In the thick of the pandemic last year, we also went through a really big storm. It made us realize how much of a hassle and danger it would be to go out and pick up mineral water from local refilling stations. (It would be just as dangerous for the delivery guy if we were to have it delivered.) So we looked into at-home water purifiers and chanced upon the IVO Water Purifier set (SB151), which at the time retailed for P1,980 (it’s now priced at P1,870).
What is it?
It’s a portable water purifier that claims to give you 99.99% bacteria-free safe drinking water. It’s a purifier you attach to your faucet. It comes with the head unit, which you attach to the faucet, and the filter cartridge, which you need to replace a year after first use (or earlier or later, depending on the amount of impurities it filters).
How does it work?
It also claims to have a multi-stage filtration process.
It starts with a pre-screening that ‘removes rust, sediments, and bigger particles.’ It’s then followed by the second screening where contaminants that were able to pass through the pre-screening are successfully filtered out.
Next is filtration through Granulated Activated Carbon. This is said to be the part where smells are removed. The last part the water goes through is the Hollow Membrane Filter where all the bad stuff is filtered out and minerals such as calcium and magnesium are left behind.
One of the things IVO is proud of when it comes to its products is the use of the membrane filter, which they say is also what is used in dialysis machines sold by its parent brand (Toray Industries). I mean, if it’s good enough to filter out the bad stuff from your body, then it’s good enough for water you’ll ingest, right?
How to use it
Most of the reviews you’ll find about the IVO Water Purifier will say it’s easy to attach. If your faucet’s opening fits one of the attachments they have perfectly, that is. We had a bit of trouble installing ours because none of the parts fit our faucet; we even had to buy a new faucet so the filter would fit. After that dilemma, though, everything was smooth sailing.

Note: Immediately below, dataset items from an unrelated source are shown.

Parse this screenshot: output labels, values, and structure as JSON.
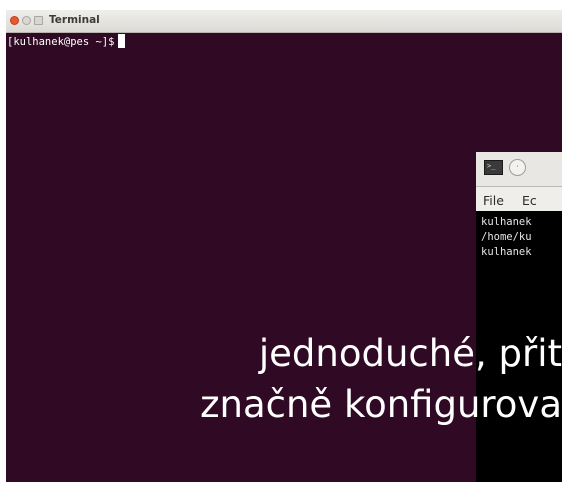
{
  "main_terminal": {
    "title": "Terminal",
    "prompt": "[kulhanek@pes ~]$"
  },
  "secondary_terminal": {
    "menu": [
      "File",
      "Ec"
    ],
    "lines": [
      "kulhanek",
      "/home/ku",
      "kulhanek"
    ]
  },
  "caption": {
    "line1": "jednoduché, přit",
    "line2": "značně konfigurova"
  },
  "colors": {
    "terminal_bg": "#300a24",
    "close_button": "#e9582f"
  },
  "icons": {
    "terminal_app": "terminal-icon",
    "window_menu": "window-menu-icon"
  }
}
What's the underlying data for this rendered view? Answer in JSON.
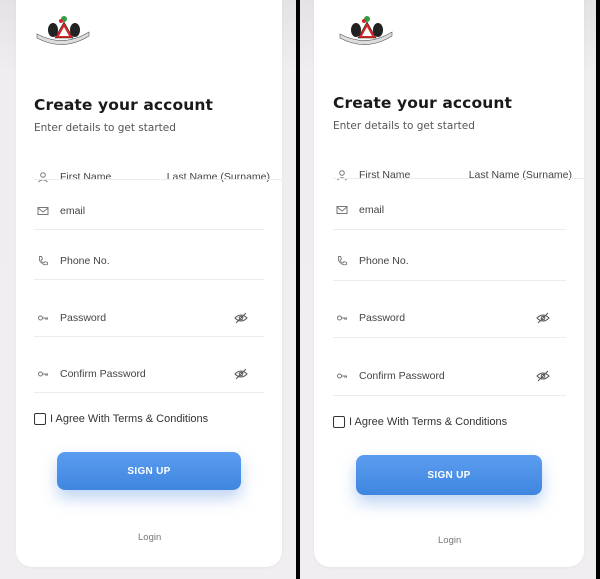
{
  "form": {
    "title": "Create your account",
    "subtitle": "Enter details to get started",
    "first_name_placeholder": "First Name",
    "last_name_placeholder": "Last Name (Surname)",
    "email_placeholder": "email",
    "phone_placeholder": "Phone No.",
    "password_placeholder": "Password",
    "confirm_password_placeholder": "Confirm Password",
    "terms_label": "I Agree With Terms & Conditions",
    "terms_checked": false,
    "signup_label": "SIGN UP",
    "login_label": "Login"
  },
  "icons": {
    "name": "user-icon",
    "email": "mail-icon",
    "phone": "phone-icon",
    "password": "key-icon",
    "visibility": "eye-off-icon",
    "logo": "coat-of-arms-logo"
  },
  "colors": {
    "accent": "#4a90e2",
    "title": "#1a1a1a",
    "muted": "#777777"
  }
}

The filter has three modes: filtered spray, unfiltered spray and unfiltered straight.
Review and final thoughts
We bought it in September 2020 and have been really enjoying the convenience it offers. My husband no longer needs to pick up water. We also no longer need to think about whether or not the blue plastic jugs from refilling stations are thoroughly cleaned and disinfected. Fewer interactions with other people is a plus, too, especially during this time.
The difference in taste between the filtered water through the IVO Water Purifier and the usual mineral water we would buy from refilling stations was noticeable at first.

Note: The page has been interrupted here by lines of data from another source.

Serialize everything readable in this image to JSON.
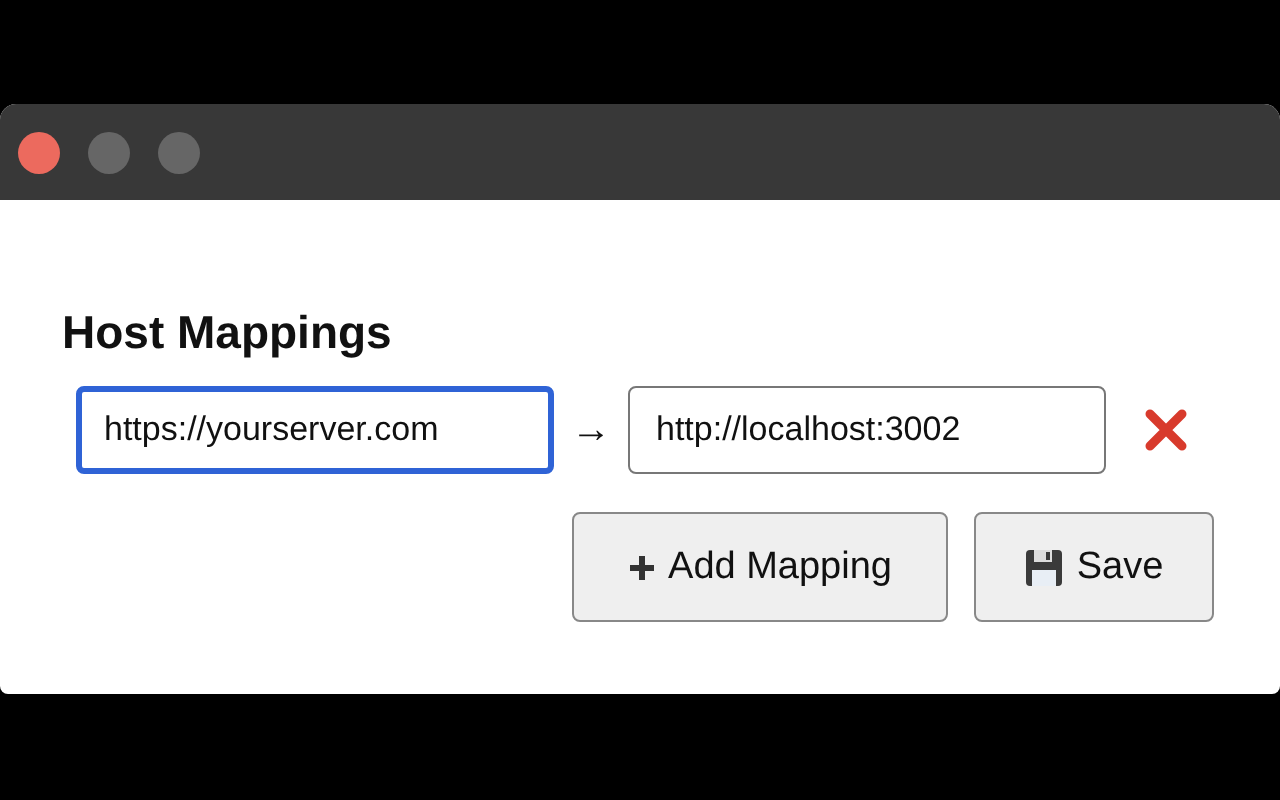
{
  "window": {
    "controls": [
      {
        "kind": "close"
      },
      {
        "kind": "minimize"
      },
      {
        "kind": "zoom"
      }
    ]
  },
  "heading": "Host Mappings",
  "mappings": [
    {
      "source": "https://yourserver.com",
      "source_focused": true,
      "arrow": "→",
      "target": "http://localhost:3002",
      "target_focused": false
    }
  ],
  "buttons": [
    {
      "kind": "add",
      "label": "Add Mapping"
    },
    {
      "kind": "save",
      "label": "Save"
    }
  ]
}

I even thought of boiling the water first to see if it would improve it but decided it was a waste of time since the water’s clean already.

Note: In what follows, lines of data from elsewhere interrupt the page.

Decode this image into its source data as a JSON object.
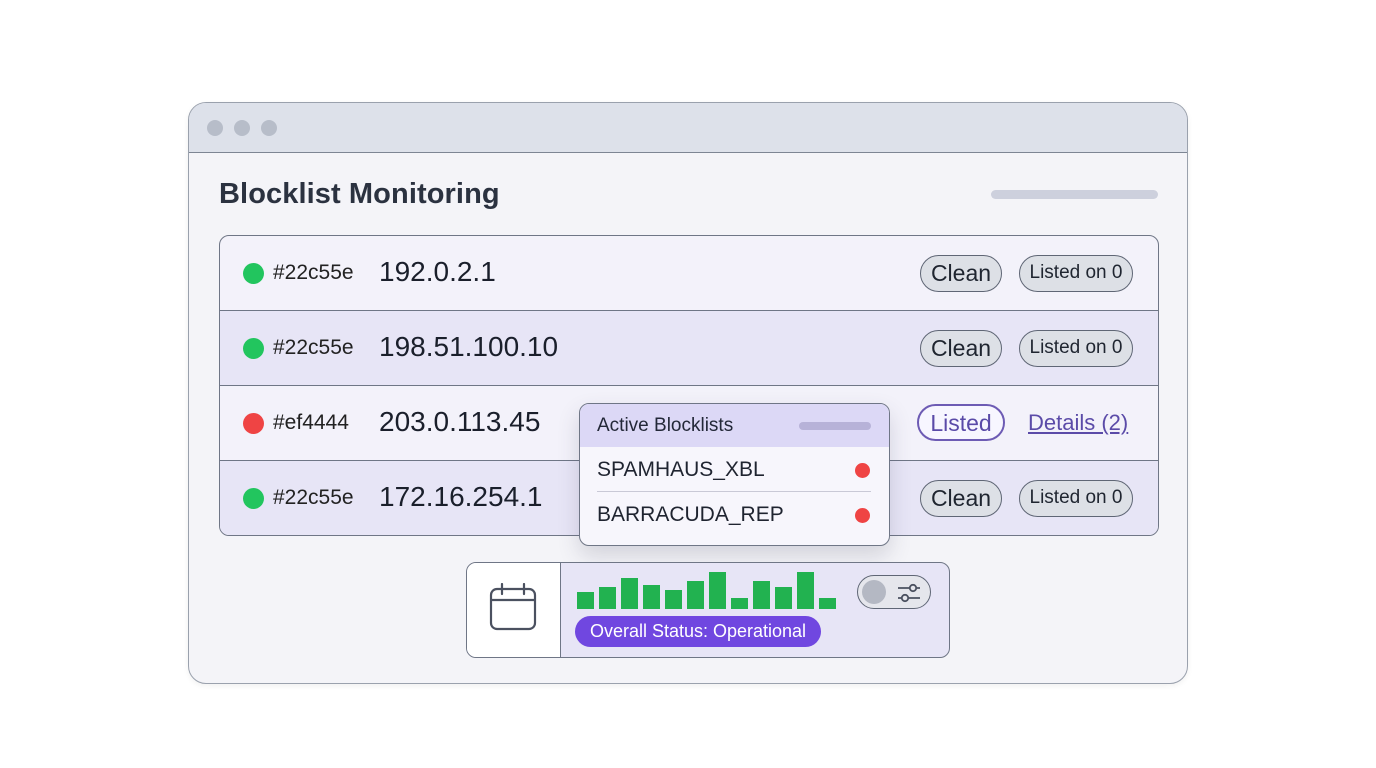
{
  "page": {
    "title": "Blocklist Monitoring"
  },
  "rows": [
    {
      "color": "#22c55e",
      "color_label": "#22c55e",
      "ip": "192.0.2.1",
      "status": "Clean",
      "listed_count": "Listed on 0"
    },
    {
      "color": "#22c55e",
      "color_label": "#22c55e",
      "ip": "198.51.100.10",
      "status": "Clean",
      "listed_count": "Listed on 0"
    },
    {
      "color": "#ef4444",
      "color_label": "#ef4444",
      "ip": "203.0.113.45",
      "status": "Listed",
      "details_link": "Details (2)"
    },
    {
      "color": "#22c55e",
      "color_label": "#22c55e",
      "ip": "172.16.254.1",
      "status": "Clean",
      "listed_count": "Listed on 0"
    }
  ],
  "popover": {
    "title": "Active Blocklists",
    "items": [
      {
        "name": "SPAMHAUS_XBL",
        "status_color": "#ef4444"
      },
      {
        "name": "BARRACUDA_REP",
        "status_color": "#ef4444"
      }
    ]
  },
  "footer": {
    "calendar_icon": "calendar-icon",
    "activity_levels": [
      0.45,
      0.6,
      0.85,
      0.65,
      0.5,
      0.75,
      1.0,
      0.3,
      0.75,
      0.6,
      1.0,
      0.3
    ],
    "bar_color": "#22b250",
    "toggle_icon": "sliders-icon",
    "overall_status": "Overall Status: Operational",
    "overall_status_color": "#7047e0"
  }
}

We didn’t use any science-backed test to conclude that the water is safe though. However, I did compare filtered and unfiltered water when we first started using it and noticed the unfiltered water did smell of chlorine while the filtered water didn’t have a smell. The fact that we’ve never had tummy issues since using it is good enough proof for me that it’s good and safe to use.
The version of the IVO Water Purifier we have doesn’t have an indicator for when to change the cartridge so we’re relying on the color of the fibers inside the cartridge (it comes in a beige color when new and will darken over time — ours is quite dark now because the water where we live is quite turbid). It’s advised to change it in three months if you use 15L of water daily, but we don’t use up that much (maybe half at most but my safest bet is 5L).
Another good indicator that it’s due for a replacement is when the water doesn’t taste as nice as it used to. So far, it’s still good enough for us. We’ll wait till we’re a year in before we order a new cartridge.
Each cartridge is said to be good for 1,500 liters of water. So that’s roughly a peso and 32 cents per liter. If you get your water for 25 pesos per liter, it’s roughly the same cost. But with this purifier, you can actually see where the water comes from and know that it’s being filtered. It lessens transportation emissions, too, which is always a plus for me.
A few notes
If you do decide to buy the IVO Water Purifier, make sure to “break in” the cartridge first. Let the water flow slowly so air bubbles that would weaken the flow don’t form inside the cartridge. I’ve read reviews that said they didn’t ease the water into the cartridge properly and the water just stopped flowing a few weeks in — something avoidable.
If you also happen to have a faucet that’s similar to ours, cleaning it at least once a week is of the utmost importance. Since it doesn’t make use of the cover the package comes with — it doesn’t fit — it can be susceptible to dirt. (Of course, ideally, you clean whenever you wash the dishes but we’re all busy, so once a week is fine!)
Where to buy IVO Water Purifier
If you’re ready to have your own, IVO Philippines has an e-store, but you can also get one from OShopping, True Value, Mercury Drug, and more. The brand also has official stores on Shopee and Lazada.